INTERSPEECH 2006 - ICSLP
This paper addresses the issues of robust automatic speech recognition (ASR) for accented Mandarin in car environments. A robust front-end is proposed, which adopts a Minimum Mean-Square Error (MMSE) estimator to suppress the background noise in frequency domain, and then implements spectrum smoothing both in time and frequency index to compensate those spectrum components distorted by the noise over-reduction. In the context of Mandarin speech recognition, a special adverse factor is the diversification of Chinese dialects, i.e. the pronunciation difference among dialects decreases the recognition performance if the acoustic models are trained with an unmatched accented database. We propose to train the models with multiple accented Mandarin databases to solve this problem.

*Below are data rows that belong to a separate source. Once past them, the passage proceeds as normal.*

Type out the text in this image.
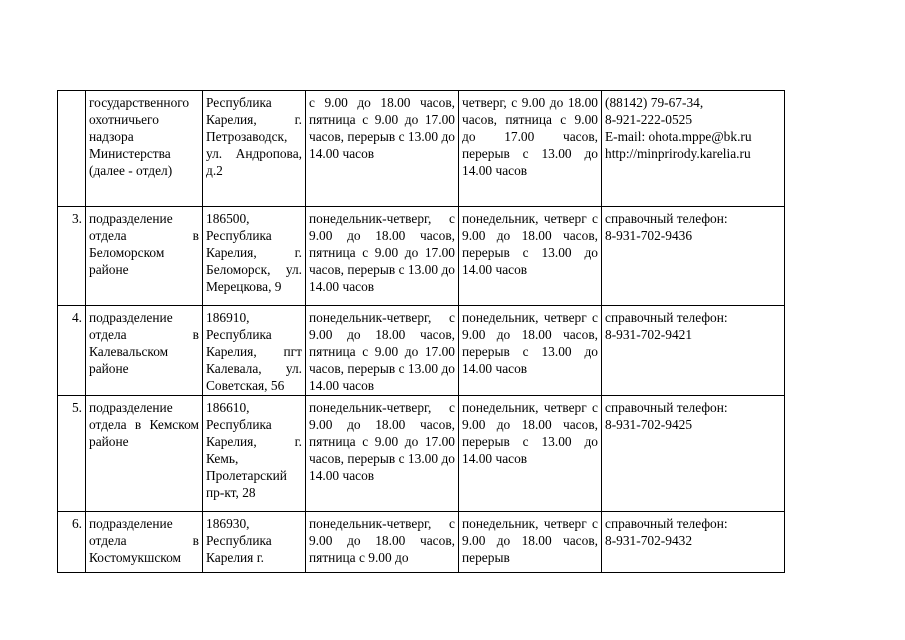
	государственного охотничьего надзора Министерства (далее - отдел)	Республика Карелия, г. Петрозаводск, ул. Андропова, д.2	с 9.00 до 18.00 часов, пятница с 9.00 до 17.00 часов, перерыв с 13.00 до 14.00 часов	четверг, с 9.00 до 18.00 часов, пятница с 9.00 до 17.00 часов, перерыв с 13.00 до 14.00 часов	(88142) 79-67-34,
8-921-222-0525
E-mail: ohota.mppe@bk.ru
http://minprirody.karelia.ru

3.	подразделение отдела в Беломорском районе	186500, Республика Карелия, г. Беломорск, ул. Мерецкова, 9	понедельник-четверг, с 9.00 до 18.00 часов, пятница с 9.00 до 17.00 часов, перерыв с 13.00 до 14.00 часов	понедельник, четверг с 9.00 до 18.00 часов, перерыв с 13.00 до 14.00 часов	справочный телефон:
8-931-702-9436

4.	подразделение отдела в Калевальском районе	186910, Республика Карелия, пгт Калевала, ул. Советская, 56	понедельник-четверг, с 9.00 до 18.00 часов, пятница с 9.00 до 17.00 часов, перерыв с 13.00 до 14.00 часов	понедельник, четверг с 9.00 до 18.00 часов, перерыв с 13.00 до 14.00 часов	справочный телефон:
8-931-702-9421

5.	подразделение отдела в Кемском районе	186610, Республика Карелия, г. Кемь, Пролетарский пр-кт, 28	понедельник-четверг, с 9.00 до 18.00 часов, пятница с 9.00 до 17.00 часов, перерыв с 13.00 до 14.00 часов	понедельник, четверг с 9.00 до 18.00 часов, перерыв с 13.00 до 14.00 часов	справочный телефон:
8-931-702-9425

6.	подразделение отдела в Костомукшском	186930, Республика Карелия г.	понедельник-четверг, с 9.00 до 18.00 часов, пятница с 9.00 до	понедельник, четверг с 9.00 до 18.00 часов, перерыв	справочный телефон:
8-931-702-9432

Evaluation results of isolated phrase recognition show that the proposed front-end can obtained the average error rate reduction (ERR) of 58.3% and 9.7% for artificial car noisy speech and real in-car speech respectively, when compared with the baseline in which no noise compensation technology is used. The efficiency of the proposed model training scheme is also proved in the experiments.
Bibliographic reference. Ding, Pei / He, Lei / Yan, Xiang / Hao, Jie (2006): "Robust automatic speech recognition for accented Mandarin in car environments", In INTERSPEECH-2006, paper 1764-Thu2CaP.6.